Sekarang mereka satu sekolah lagi. Satu-satunya SMA negeri yang ada di Kecamatan Mungkid dan menempati urutan ke-124 dari 1000 SMA terbaik di Indonesia.Â
Makanya Samsul heran menjurus gelisah ketika mendapati Arjo melamun dan murung sendirian di pojok sebelah perpustakaan tadi. Belum pernah dilihatnya Arjo diam saja melamun dan tercenung begitu.
Namun segera dienyahkannya pikiran tentang Arjo sebab Samsul harus kembali konsentrasi ke pelajaran. Jam ini mata pelajaran Ekonomi yang diajar Bu Yuni. Mata pelajaran kesukaan Samsul karena dia ingin kuliah bisnis selepas SMA.

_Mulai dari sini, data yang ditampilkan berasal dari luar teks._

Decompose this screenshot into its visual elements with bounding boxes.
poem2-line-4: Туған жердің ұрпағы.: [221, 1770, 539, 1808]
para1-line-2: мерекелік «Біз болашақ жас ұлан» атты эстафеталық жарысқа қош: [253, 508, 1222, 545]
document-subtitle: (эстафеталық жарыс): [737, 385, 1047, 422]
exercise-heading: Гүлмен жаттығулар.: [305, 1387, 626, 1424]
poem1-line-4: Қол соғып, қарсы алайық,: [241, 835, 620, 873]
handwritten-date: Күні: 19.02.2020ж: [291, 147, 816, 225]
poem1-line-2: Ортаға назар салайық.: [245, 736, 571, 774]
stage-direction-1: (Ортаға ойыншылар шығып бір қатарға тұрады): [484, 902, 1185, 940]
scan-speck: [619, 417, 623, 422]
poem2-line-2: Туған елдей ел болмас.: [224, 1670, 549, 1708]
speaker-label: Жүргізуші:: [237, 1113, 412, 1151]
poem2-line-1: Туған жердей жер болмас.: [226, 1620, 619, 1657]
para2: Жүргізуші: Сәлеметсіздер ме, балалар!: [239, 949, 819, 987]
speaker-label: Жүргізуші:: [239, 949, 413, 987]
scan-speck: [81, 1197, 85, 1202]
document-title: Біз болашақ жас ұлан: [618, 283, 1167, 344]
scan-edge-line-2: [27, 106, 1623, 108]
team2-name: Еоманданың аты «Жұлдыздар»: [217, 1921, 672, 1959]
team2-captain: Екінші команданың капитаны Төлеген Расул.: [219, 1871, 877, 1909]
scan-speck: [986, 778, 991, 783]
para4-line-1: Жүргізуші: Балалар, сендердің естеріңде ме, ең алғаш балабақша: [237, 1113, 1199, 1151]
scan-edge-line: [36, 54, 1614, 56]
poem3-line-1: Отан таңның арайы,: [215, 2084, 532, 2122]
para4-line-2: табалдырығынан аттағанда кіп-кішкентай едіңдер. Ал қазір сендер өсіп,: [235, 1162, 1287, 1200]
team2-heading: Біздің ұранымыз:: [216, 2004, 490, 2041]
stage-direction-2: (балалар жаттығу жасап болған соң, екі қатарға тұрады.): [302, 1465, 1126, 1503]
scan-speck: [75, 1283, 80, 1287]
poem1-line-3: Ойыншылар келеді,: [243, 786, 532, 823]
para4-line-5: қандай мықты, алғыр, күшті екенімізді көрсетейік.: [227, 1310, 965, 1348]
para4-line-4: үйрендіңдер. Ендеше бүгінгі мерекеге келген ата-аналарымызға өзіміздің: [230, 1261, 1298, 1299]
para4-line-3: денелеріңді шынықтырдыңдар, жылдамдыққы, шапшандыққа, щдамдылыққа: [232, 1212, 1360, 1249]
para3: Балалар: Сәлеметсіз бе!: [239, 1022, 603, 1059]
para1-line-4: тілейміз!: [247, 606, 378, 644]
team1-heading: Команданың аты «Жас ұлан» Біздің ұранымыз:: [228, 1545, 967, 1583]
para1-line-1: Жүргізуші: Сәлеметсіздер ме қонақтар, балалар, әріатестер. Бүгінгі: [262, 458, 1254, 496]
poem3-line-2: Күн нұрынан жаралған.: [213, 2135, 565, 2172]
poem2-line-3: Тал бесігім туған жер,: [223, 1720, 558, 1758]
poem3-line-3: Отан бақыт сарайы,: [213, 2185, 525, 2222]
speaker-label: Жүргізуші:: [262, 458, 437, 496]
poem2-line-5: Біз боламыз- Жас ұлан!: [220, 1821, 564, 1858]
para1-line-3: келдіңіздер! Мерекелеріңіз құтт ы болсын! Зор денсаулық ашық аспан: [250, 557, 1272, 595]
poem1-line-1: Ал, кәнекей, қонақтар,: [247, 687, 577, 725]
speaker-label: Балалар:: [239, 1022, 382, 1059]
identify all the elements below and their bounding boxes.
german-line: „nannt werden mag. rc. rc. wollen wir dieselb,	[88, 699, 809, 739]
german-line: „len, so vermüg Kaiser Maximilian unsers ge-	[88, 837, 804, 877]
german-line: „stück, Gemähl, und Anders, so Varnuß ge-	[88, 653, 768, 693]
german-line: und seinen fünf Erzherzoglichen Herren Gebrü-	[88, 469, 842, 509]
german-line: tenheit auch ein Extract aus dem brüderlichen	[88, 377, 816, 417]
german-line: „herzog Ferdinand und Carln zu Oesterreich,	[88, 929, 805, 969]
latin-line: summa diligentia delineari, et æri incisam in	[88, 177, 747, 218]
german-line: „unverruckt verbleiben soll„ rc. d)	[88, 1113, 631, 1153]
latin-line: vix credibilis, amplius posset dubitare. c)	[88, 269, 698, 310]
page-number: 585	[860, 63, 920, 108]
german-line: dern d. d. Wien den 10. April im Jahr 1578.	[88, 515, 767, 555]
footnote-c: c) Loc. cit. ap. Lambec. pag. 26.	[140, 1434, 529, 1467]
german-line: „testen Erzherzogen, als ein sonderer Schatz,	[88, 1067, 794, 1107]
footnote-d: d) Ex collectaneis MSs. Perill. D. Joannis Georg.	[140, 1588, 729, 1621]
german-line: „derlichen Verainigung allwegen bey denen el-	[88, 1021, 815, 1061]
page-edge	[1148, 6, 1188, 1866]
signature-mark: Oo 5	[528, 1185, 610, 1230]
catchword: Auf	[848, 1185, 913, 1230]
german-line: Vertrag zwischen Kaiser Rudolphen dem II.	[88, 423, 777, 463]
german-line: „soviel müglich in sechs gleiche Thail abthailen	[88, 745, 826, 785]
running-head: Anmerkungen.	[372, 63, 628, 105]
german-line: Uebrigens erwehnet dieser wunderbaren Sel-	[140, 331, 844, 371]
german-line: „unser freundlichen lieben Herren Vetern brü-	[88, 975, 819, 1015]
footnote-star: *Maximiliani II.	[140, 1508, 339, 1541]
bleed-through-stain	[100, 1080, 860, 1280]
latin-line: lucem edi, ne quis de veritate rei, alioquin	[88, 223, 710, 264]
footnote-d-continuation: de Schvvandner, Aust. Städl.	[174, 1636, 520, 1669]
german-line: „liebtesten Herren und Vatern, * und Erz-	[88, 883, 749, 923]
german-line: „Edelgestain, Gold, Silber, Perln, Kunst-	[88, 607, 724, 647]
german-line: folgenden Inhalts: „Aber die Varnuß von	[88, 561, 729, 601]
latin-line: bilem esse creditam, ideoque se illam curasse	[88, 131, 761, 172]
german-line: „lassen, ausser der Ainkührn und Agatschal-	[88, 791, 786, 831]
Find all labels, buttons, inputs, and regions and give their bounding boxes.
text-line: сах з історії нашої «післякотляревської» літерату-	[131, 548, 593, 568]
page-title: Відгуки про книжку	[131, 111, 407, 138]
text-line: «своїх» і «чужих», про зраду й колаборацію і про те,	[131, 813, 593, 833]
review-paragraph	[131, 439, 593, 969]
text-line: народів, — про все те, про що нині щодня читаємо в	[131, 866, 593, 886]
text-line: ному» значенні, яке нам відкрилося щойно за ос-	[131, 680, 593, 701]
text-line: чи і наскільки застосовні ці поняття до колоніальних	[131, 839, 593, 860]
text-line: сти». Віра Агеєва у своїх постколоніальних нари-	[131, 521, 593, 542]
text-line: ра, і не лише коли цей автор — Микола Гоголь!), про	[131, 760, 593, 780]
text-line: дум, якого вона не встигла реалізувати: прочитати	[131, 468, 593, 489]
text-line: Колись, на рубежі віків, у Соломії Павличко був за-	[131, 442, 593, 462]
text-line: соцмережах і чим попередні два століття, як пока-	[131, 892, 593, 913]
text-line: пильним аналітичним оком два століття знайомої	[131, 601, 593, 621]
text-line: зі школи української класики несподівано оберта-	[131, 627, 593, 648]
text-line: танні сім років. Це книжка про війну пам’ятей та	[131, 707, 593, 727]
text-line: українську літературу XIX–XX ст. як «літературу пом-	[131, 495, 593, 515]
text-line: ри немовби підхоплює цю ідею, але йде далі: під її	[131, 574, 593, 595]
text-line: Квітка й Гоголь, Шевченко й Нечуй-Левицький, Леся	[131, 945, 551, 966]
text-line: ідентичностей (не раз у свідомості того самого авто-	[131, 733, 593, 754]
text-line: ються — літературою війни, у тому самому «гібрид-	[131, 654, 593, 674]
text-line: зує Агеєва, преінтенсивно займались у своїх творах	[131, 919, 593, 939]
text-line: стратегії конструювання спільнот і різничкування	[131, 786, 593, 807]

Sementara itu Jenang juga merasakan hal sama. Dilihatnya Arjo tidak fokus ke praktikum di Laboratorium Kimia. Mata Arjo menatap whiteboard, mencampur berbagai cairan, dan sesekali melihat ke arah Pak Firdaus yang memberi pengarahan, tapi pikirannya seperti melayang ke tempat lain.
Saat jam Kimia selesai Jenang tidak bisa bicara dengan Arjo sebab Arjo paling pertama meninggalkan laboratorium dan bergegas ke kelas. Di kelas Bu Dian sudah menunggu untuk mengajar Biologi.
Gadis berambut lurus, berkelopak mata tipis, dan berlesung pipi itu punya nama asli Jenny, tapi karena sejak kelas 10 Jenny sering jajan aneka jenang di warung dekat sekolah, teman-teman jadi memanggilnya Jenang. Diluar jam pelajaran guru-guru kadang juga keceplosan memanggil Jenny dengan Jenang.
Matahari kemarau tahun ini tidak menghadirkan cuaca sumuk yang memeras peluh, tapi sinar teriknya cukup untuk menyengat kulit dan menyisakan rasa panas yang perih. Namun Jenang tetap pada niatnya.
"Samsul!" panggil Jenang. "Tunggu, aku ikut motormu, ya. Tolong antar aku ke rumah Arjo."
"Tumben. Mau ngapain ke rumah Arjo? Aku mau langsung pulang, lagi gak pengin mampir ke mana-mana."
"Ayolah, nanti dari rumah Arjo aku pulang sendiri. Aku cuma minta tolong antar aja, kok. Mau, ya, antar aku?" pinta Jenang setengah memohon.
"Kenapa tadi gak bareng Arjo sekalian? Mobilmu kemana?"